MARKS 6: la pochezza della Gsa non gli richiede sforzi particolari, così è in modalità pilota automatico.
SGORBATI 7: beneficia di un antisportivo discutibile e porta a casa i primi punti di una gara per lui eccellente.
MASCIADRI 7: pronti via e ne fa 5, poi gestisce bene una serata comunque molto positiva al tiro.

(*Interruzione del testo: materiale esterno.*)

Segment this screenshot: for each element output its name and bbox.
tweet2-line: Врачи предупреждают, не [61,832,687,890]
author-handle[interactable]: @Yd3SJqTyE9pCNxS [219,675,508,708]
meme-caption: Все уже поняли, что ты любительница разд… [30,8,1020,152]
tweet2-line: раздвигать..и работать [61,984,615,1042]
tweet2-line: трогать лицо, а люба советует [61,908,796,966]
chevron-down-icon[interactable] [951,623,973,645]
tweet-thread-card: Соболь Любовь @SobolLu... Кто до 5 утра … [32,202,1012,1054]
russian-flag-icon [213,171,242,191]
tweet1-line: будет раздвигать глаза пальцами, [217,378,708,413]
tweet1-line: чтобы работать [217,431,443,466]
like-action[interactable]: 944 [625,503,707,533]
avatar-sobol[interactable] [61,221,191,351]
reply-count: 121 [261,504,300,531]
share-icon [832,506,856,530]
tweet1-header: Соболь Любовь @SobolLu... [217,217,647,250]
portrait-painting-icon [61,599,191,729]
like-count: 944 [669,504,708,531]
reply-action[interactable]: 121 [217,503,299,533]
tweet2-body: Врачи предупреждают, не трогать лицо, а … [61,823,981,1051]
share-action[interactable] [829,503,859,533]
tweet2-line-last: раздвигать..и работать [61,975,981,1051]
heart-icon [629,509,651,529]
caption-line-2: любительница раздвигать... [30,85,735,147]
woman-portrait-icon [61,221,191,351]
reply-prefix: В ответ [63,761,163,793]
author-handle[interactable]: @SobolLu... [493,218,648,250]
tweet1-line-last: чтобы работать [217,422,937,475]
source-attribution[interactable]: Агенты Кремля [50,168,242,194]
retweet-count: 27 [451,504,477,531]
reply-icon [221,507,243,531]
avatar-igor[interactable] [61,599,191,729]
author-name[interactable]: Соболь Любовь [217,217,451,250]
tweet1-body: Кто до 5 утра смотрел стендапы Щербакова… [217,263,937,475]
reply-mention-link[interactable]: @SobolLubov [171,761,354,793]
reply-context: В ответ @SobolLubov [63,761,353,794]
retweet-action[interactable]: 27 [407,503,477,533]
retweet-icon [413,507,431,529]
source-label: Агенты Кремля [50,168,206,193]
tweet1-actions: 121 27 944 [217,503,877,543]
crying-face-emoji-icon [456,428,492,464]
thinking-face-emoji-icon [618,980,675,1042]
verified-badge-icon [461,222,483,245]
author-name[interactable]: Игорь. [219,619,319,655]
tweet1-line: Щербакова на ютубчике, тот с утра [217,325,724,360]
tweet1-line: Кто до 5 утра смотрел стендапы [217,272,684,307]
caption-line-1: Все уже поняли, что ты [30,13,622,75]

SMITH 6.5: pomeriggio in lento crescendo. Fa il suo e conserva munizioni per il derby in programma a Forlì tra otto giorni.
SABATINI 7.5: grande impatto sul match, con canestro a rimbalzo e tripla sulla prima sirena, replicata poco dopo per rimontare Udine e successivamente per il+10.
CHIUMENTI 6.5: protagonista dell’allungo interno nel secondo quarto assieme all’indemoniato Sabatini.
RASCHI 6.5: molti minuti, un antisportivo che non esiste, una tranquilla gestione del match.
CRUSCA N.G.: non trova modo di entrare concretamente in partita però regala minuti preziosi ai titolari.
SECK N.G.: ottantotto secondi e applausi per lui.
SCACCABAROZZI N.G.: trentacinque secondi e applausi.